D’abord, dans la station de ski de Zaô qu’elle visite avec Toshio, pleine de touristes. Ensuite, dans la vision globale que les citadins ont de la campagne, comme un habitat naturel vierge mais exploité, éloignée de celle des paysans comme Toshio qui y voient des zones façonnées au besoin de l’homme notamment pour le travail de la terre. A travers les bouleversements qu’ont connu ces paysages, c’est l’exode rural et tout un clivage de comportements de la société japonaise qui est évoqué. Il y a aussi le regard potentiellement rétrograde que peuvent porter les urbains sur les ruraux ; pourtant, Toshio montre un fort intérêt intellectuel et technologique dans l’agriculture biologique qui respecte environnement et bien-être, et dont les citadins sont peu informés.

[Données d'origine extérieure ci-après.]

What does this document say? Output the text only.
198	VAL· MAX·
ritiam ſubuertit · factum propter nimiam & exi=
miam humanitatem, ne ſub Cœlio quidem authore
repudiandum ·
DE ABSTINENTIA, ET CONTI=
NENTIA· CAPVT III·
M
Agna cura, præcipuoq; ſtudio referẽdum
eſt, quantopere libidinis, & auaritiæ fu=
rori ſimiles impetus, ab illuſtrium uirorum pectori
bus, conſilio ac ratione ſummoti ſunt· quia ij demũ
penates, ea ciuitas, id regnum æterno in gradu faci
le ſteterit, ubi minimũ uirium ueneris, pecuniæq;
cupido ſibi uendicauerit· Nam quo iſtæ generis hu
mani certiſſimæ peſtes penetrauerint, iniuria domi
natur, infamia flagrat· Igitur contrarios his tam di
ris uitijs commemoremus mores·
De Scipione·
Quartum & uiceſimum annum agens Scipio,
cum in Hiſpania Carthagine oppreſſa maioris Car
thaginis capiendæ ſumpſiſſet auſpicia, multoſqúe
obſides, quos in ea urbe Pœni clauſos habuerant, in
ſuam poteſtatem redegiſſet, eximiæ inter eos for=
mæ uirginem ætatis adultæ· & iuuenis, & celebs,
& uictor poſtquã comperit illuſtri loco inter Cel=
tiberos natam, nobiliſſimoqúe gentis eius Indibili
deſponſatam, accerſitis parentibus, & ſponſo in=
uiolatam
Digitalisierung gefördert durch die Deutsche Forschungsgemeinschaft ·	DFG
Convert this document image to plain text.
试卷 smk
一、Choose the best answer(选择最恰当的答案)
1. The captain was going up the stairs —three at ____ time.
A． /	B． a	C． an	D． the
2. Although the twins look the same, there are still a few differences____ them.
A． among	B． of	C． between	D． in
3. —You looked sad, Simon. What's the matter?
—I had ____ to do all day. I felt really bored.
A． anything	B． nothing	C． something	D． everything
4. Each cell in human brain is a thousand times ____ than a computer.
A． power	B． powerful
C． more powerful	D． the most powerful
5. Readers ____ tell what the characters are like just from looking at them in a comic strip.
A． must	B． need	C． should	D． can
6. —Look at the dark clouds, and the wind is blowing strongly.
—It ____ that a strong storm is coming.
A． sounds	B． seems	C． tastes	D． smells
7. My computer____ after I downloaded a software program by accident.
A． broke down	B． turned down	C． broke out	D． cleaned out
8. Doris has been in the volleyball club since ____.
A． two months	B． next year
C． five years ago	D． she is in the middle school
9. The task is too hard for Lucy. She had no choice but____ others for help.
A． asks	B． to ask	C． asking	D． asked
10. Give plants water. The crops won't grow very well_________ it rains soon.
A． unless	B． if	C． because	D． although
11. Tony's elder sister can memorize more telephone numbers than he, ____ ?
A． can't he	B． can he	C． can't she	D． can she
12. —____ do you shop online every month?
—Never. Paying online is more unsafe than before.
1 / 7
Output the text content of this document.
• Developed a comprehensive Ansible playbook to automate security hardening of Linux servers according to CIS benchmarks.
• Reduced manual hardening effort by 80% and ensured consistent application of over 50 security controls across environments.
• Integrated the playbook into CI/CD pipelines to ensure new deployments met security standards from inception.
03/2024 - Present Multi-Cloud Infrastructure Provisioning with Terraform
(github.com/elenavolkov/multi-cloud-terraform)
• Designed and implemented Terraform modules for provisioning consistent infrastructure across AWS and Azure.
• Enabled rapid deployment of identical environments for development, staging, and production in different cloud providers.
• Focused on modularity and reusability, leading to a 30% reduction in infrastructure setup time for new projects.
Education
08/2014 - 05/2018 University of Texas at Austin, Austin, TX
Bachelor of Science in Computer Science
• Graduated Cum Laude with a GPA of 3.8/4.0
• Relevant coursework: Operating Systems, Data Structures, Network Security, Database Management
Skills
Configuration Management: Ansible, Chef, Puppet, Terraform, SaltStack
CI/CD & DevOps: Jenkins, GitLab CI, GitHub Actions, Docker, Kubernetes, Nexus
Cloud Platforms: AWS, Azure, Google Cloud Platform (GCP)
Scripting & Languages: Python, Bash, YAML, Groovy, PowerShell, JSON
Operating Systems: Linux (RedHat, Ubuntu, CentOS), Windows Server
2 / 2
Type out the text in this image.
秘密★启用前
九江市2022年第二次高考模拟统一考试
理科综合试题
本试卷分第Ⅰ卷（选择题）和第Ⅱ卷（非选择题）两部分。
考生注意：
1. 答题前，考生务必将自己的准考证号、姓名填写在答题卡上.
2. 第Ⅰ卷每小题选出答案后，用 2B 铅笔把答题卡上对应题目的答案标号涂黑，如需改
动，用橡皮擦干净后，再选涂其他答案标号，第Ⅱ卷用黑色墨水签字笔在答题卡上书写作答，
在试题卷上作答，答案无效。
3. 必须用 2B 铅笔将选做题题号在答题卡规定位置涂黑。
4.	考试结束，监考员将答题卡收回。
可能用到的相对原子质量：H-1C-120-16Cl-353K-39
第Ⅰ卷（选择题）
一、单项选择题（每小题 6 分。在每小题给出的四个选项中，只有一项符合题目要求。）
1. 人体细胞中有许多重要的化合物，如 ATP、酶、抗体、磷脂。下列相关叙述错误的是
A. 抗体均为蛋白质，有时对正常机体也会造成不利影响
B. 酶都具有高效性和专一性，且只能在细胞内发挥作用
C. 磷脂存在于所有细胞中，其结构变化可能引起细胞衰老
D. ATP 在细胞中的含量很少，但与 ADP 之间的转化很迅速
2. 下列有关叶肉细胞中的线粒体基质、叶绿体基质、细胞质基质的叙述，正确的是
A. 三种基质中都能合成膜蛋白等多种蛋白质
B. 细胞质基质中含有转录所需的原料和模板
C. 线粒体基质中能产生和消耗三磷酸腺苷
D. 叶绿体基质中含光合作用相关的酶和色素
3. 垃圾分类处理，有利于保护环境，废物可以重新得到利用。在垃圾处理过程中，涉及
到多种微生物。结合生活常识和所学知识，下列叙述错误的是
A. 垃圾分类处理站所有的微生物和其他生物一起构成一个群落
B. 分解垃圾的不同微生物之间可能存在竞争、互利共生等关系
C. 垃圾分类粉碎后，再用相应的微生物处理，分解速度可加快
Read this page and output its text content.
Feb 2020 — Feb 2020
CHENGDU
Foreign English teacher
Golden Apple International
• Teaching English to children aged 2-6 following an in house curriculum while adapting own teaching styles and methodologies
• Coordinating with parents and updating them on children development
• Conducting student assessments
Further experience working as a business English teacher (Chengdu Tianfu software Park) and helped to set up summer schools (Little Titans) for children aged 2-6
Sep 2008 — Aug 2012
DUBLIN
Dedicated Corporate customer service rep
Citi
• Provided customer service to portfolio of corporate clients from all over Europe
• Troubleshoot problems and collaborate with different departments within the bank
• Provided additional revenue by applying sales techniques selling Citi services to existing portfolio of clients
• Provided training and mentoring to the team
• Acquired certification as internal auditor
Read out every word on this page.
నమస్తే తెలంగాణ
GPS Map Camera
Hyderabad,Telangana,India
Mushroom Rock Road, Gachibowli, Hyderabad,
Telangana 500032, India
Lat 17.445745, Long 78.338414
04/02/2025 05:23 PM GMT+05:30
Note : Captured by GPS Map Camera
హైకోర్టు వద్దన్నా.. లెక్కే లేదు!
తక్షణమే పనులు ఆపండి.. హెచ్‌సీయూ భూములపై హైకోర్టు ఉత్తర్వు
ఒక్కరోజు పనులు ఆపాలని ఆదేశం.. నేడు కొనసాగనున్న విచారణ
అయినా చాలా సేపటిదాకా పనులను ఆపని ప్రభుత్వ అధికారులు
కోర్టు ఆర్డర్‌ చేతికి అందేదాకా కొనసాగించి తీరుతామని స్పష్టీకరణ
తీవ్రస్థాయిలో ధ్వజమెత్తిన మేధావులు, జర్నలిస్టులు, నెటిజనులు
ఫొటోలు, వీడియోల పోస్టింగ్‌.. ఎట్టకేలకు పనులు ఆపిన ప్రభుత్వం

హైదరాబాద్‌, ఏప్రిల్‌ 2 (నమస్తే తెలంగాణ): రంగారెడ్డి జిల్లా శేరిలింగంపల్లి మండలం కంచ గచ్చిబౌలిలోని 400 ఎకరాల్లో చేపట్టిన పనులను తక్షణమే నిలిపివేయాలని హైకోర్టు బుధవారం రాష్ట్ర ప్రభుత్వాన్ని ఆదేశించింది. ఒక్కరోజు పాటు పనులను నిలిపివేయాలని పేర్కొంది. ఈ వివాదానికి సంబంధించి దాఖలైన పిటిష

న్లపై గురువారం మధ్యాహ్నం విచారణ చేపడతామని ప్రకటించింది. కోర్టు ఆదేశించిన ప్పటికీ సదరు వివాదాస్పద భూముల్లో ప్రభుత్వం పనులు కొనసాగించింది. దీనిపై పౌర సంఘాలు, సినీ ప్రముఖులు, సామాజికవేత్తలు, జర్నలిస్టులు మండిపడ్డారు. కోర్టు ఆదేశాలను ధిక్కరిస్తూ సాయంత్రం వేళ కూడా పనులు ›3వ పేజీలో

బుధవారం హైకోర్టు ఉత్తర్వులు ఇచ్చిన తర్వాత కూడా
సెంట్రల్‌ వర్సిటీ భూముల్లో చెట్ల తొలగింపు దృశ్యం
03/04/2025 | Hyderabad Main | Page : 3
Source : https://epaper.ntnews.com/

Enfin, face à son choix, Taeko comprend qu’on n’aborde pas la campagne de la même manière, selon qu’on y vient pour décompresser, ou qu’on y vit au quotidien. C’est une forme d’allégorie du choix nouveau offert à la femme japonaise, mis en parallèle de celui de sa mère, bornée à suivre l’autorité et les décisions de son mari sans jamais les remettre en cause, quelle que soit leur légitimité. Lorsqu’elle connaissait une baisse de moral étant enfant, elle se remotivait avec la chanson de la très célèbre émission de l’époque « Hyokkori Hyotan-jima ». Désormais adulte proche de la trentaine, Taeko comprend qu’elle doit assumer des décisions qui vont peser et impacter directement sur son avenir.
Une fin volontariste
La fin de Souvenirs Goutte à Goutte ouvre sur un happy-end. Taeko fait la paix en comprenant, grâce aux explications de Toshio, le comportement d’Abe qui n’avait pas voulu lui serrer la main. Portée par son moi de 11 ans et ses anciens camarades de classe, elle fait le choix de ne pas retourner à Tokyo, probablement pour rester vivre à la campagne.
Le ai ai gasa (« parapluie de l’amour »), représentation japonaise du cœur dans lequel sont gravés le nom de deux amoureux, n’est plus crayonné sur le mur des pervers, avec son premier amour timide, le joueur de baseball Hirota. Celui-ci a laissé place à un Toshio volontaire, et le parapluie est désormais porté dans le fantasme par les enfants de son souvenir.
Taeko a su raccorder les périodes, faire « la paix » avec certains de ses souvenirs et suivre ce que son cœur lui réclamait. Elle pourra donc désormais s’assumer en tant que jeune femme qui trouve sa place dans la société.